O Turini me despertou uma grande curiosidade: as memórias sempre têm no meio alguma coisa que é mais da imaginação do que do realmente acontecido, isto é uma qualidade do escritor. Então a curiosidade é esta: qual é a dose do real e qual a da imaginação. Não quero sua resposta, a dúvida neste caso é mais prazerosa.

 
At 8/6/10 8:44 AM, Anonymous primacaçula said...

Se a menina dizia isso... "Ela é espírita, a família é espírita" , deve ser esse o motivo, ou seria, a sua beleza?

Ainda bem que os tempos são outros e não precisamos mais temer os anti- espíritas! Senão, quem sabe, eu estaria levando uma surra!

 
At 8/6/10 8:47 AM, Anonymous primacaçula said...

Interessante anotar aqui como as críticas têm um lado positivo: se soubermos aproveitá-las são elemento de transformação e melhoria.

 
At 8/6/10 8:02 PM, Anonymous timtim said...

Pergunto aos analistas de plantão: qual é a probabilidade de uma menina como esta tornar-se uma adulta corajosa, enfrentadora de desafios, personalidade forte?
Narrativa impecável; parece até uma transmissão de luta livre.
Gostei da recordação da sineta, avisando o fim da aula; até vi o bedel pelos corredores do meu Grupo Escolar.

 
At 8/6/10 11:03 PM, Blogger marianicebarth said...

Posso afirmar a vocês que esta narrativa foi contada exatamente como aconteceu. Só mais um detalhe que me lembrei só depois de publicada a postagem:
Tinha em minha classe uma aluna nova, recém-chegada de outra cidade. Era muito bonita (para a época), chamada Heloísa. Olhos azuis, cabelos louro-cinza, claríssimos, coisa rara em , imagine uma menininha de dez anos. Era muito delicada, seriazinha e tinha uma voz suave e macia. Era reservada e calada e todas as outras meninas brigavam pela amizade dela entre si.
Mas nesse dia ela resolveu vir conversar comigo na hora do recreio. Logo em seguida aconteceu o caso do bilhete da Odete. Talvez tenha sido um caso de ciúmes da outra. O que vocês acham?
E durante a briga, a "fortona" Odete gritava aquela história do espiritismo da minha família...
O que também não era verdade. Não era toda a família. Papai e Edna e Belinha eram espíritas, mamãe, ecumênica e o resto católico. Eu, nesse tempo, era "pau-mandado"... Ia à igreja católica porque mamãe mandava, mas nunca me senti muito à vontade lá. Não sentia sinceridade nos "fiéis". achava que eram todos uns "infiéis"...

 
At 9/6/10 12:07 PM, Anonymous primacaçula said...

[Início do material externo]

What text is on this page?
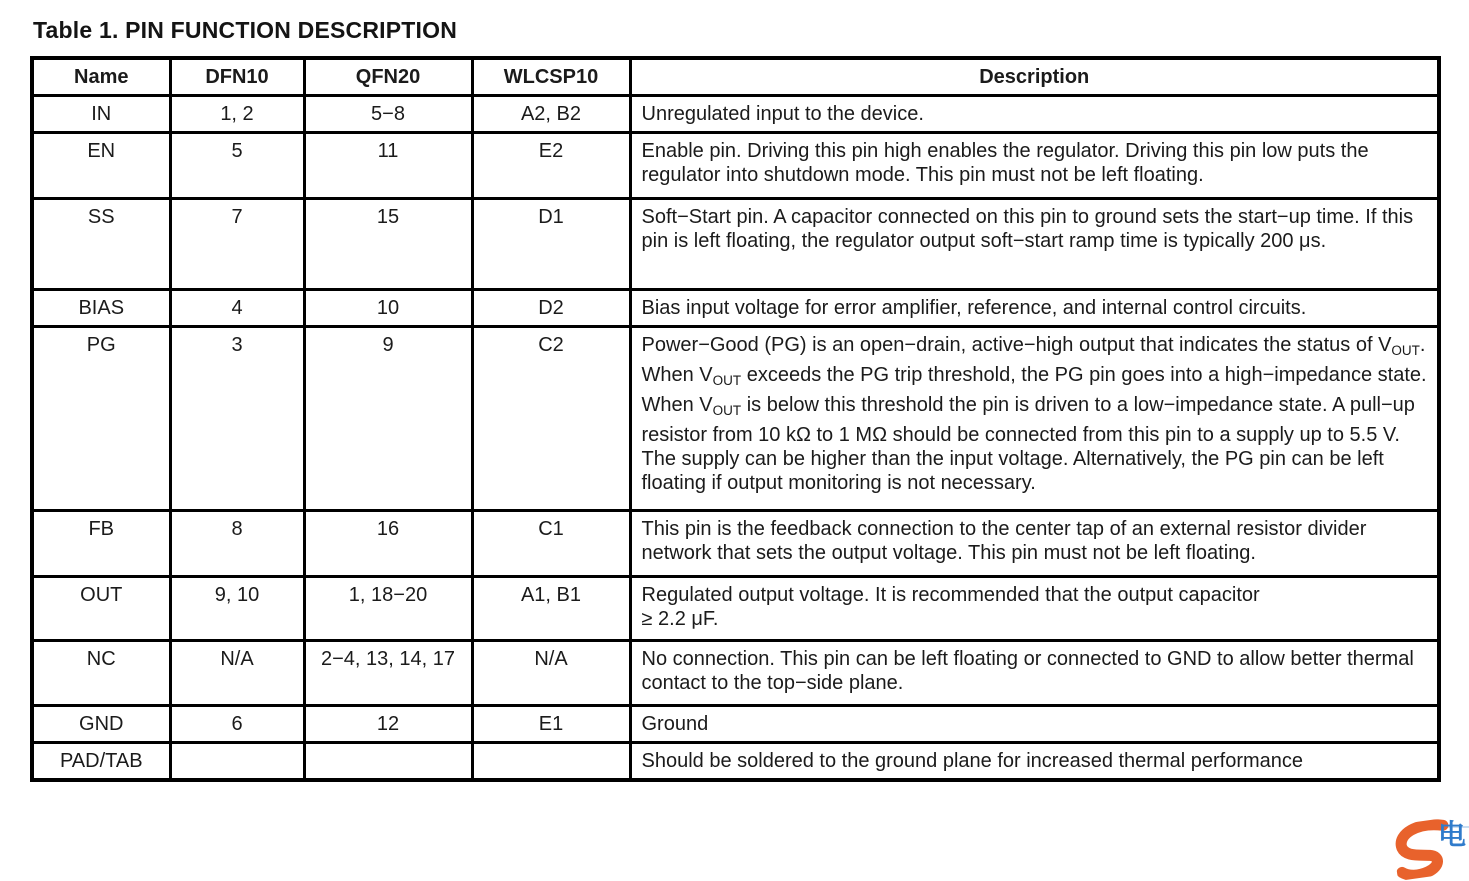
Table 1. PIN FUNCTION DESCRIPTION
Name	DFN10	QFN20	WLCSP10	Description
IN	1, 2	5−8	A2, B2	Unregulated input to the device.
EN	5	11	E2	Enable pin. Driving this pin high enables the regulator. Driving this pin low puts the regulator into shutdown mode. This pin must not be left floating.
SS	7	15	D1	Soft−Start pin. A capacitor connected on this pin to ground sets the start−up time. If this pin is left floating, the regulator output soft−start ramp time is typically 200 μs.
BIAS	4	10	D2	Bias input voltage for error amplifier, reference, and internal control circuits.
PG	3	9	C2	Power−Good (PG) is an open−drain, active−high output that indicates the status of $V_{OUT}$. When $V_{OUT}$ exceeds the PG trip threshold, the PG pin goes into a high−impedance state. When $V_{OUT}$ is below this threshold the pin is driven to a low−impedance state. A pull−up resistor from 10 kΩ to 1 MΩ should be connected from this pin to a supply up to 5.5 V. The supply can be higher than the input voltage. Alternatively, the PG pin can be left floating if output monitoring is not necessary.
FB	8	16	C1	This pin is the feedback connection to the center tap of an external resistor divider network that sets the output voltage. This pin must not be left floating.
OUT	9, 10	1, 18−20	A1, B1	Regulated output voltage. It is recommended that the output capacitor
≥ 2.2 μF.
NC	N/A	2−4, 13, 14, 17	N/A	No connection. This pin can be left floating or connected to GND to allow better thermal contact to the top−side plane.
GND	6	12	E1	Ground
PAD/TAB				Should be soldered to the ground plane for increased thermal performance
电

Mamãe disse que quando tinha 7 anos resolveu jogar seu livro de orações e o terço fora. Naquele dia sonhou com um anjo que lhe pedia nunca deixar de ir à Igreja.
"Fantasia de menina com complexo de culpa"?
Quem saberá?

Engraçado as meninas disputarem a amizade da mais bonita. Talvez por serem crianças ainda. A experiência que tenho com a Cláudia, minha sobrinha e a Priscila, minha filha é o do afastamento das meninas por não quererem correr o risco de se sentirem menos bonitas.

Que importa a beleza física, não? Nessa idade elas pensam assim.